Barrett L. Dorko, P.T.


"Stress means you're living someone else's life."
--Sam Keen

          Some of the services offered at a "wellness" clinic near my office include: Swedish massage, deep tissue work, polarity therapy, aromatherapy, Pilates exercises, trigger point therapy, guided imagery, craniosacral therapy, sports massage, herbal counseling, Trager, ortho bionomy, acupressure, Shiatsu . well, you get the idea.

          All of this is offered by a single massage therapist, and, I'm told, every therapy "might help relieve backache."

          A lot might be said about such an eclectic practice, but "a consistent philosophy of care" wouldn't be part of it. I'm guessing that the proprietor has more belief than knowledge, and more faith in the experience of others than in his own.

          For me, the prevalence of chronic spinal pain in the general public implies a failure of rehabilitation professionals' attempts to discover its origin or prescribe effective remedies.

          I'm going out on a limb by suggesting that we try looking at this problem from a different perspective - as a problem that involves a lack of unique and authentic self- expression.

          Imagine you lived in a culture where verbal expression was strictly regulated. Speaking was encouraged, but only with words that were readily accepted by others. Anything outside of the accepted norm, anything said that sounded unusual or did not contain a sentence perfectly logical to everyone else was prohibited.

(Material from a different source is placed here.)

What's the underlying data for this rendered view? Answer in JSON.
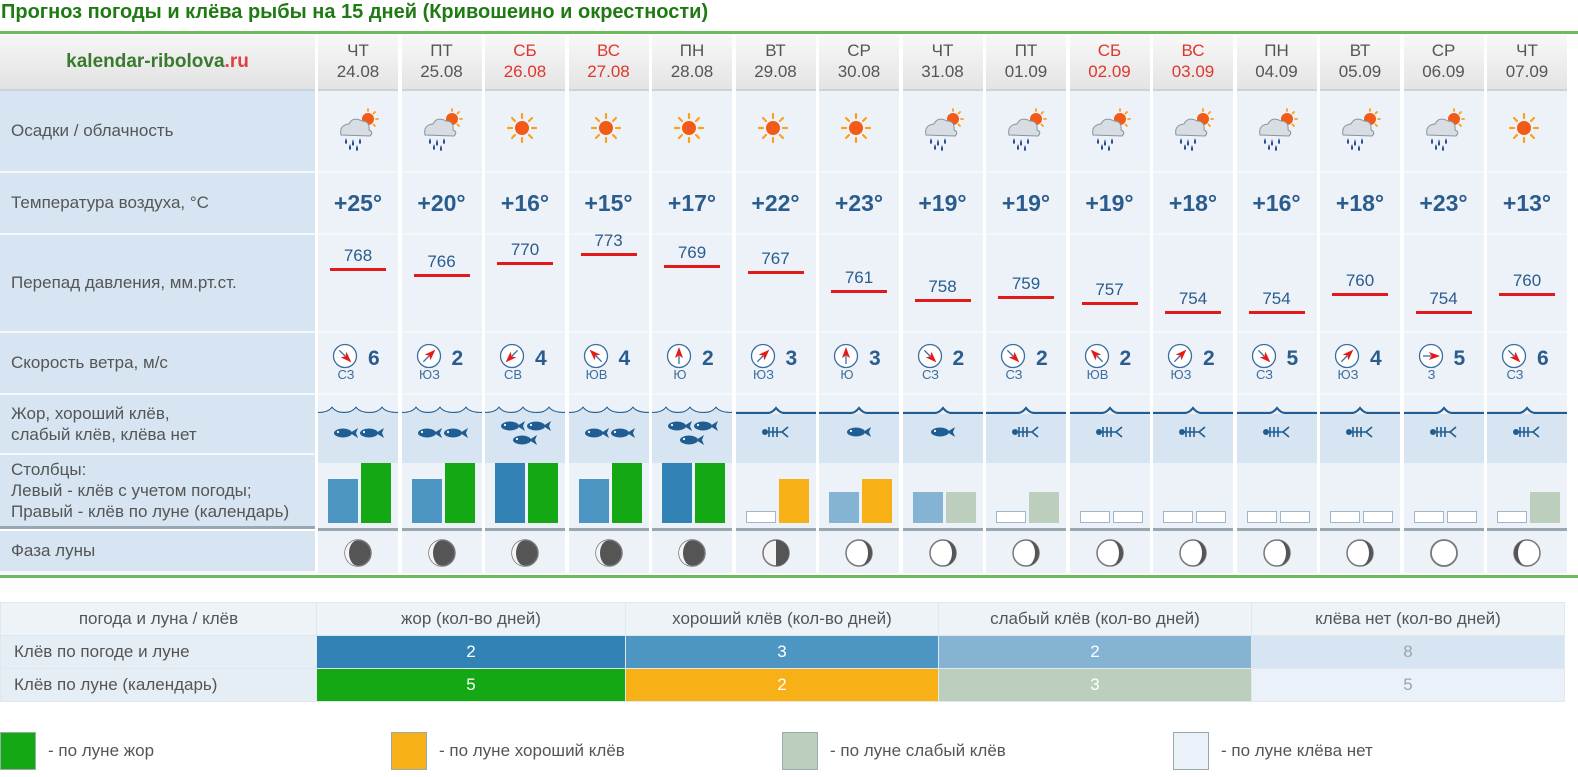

          While it might be possible to live in such a place without conflict, most of us would occasionally say the wrong thing. After being corrected, we'd be restricted from moving our mouths and our words would not reflect our thoughts. The muscles that drive speech would receive one message that would conflict with the message interpreted by the cortex. As a result, the muscles of the throat and jaw would be in persistent isometric contraction.

          We all know people for whom this is a reality, whether at home or work (or both). These people need some place to go where their words can be spoken freely, where their throats will soften after the movement of their mouth is congruent with their desire to express something. They find these places, and cherish them.

          Is it possible that we've created a culture where movement of the body is prohibited in some way? Has our admiration for erectness and precision produced a kind of care that insists upon these qualities even when they are more cosmetic than healthful?

          If this were true, there would be an epidemic of chronic discomfort and a vast industry devoted to its relief. The general population would display increased isometric muscle tone for no apparent reason. There would be a long list of treatments we might try and clinics devoted to their application.

          Sound familiar?

          It's generally agreed that most stress is a major contributor to chronic pain. But it is not normally defined as succinctly as Sam Keen (above) describes it. Maybe it's possible that people with chronic pain live other's lives with their bodies, and they need a safe place to express their own selves freely and completely.

          I think if our profession continues to reject expressive movement in favor of that which is imposed, the epidemic of pain will grow, and so will the list of alternative methods for its relief.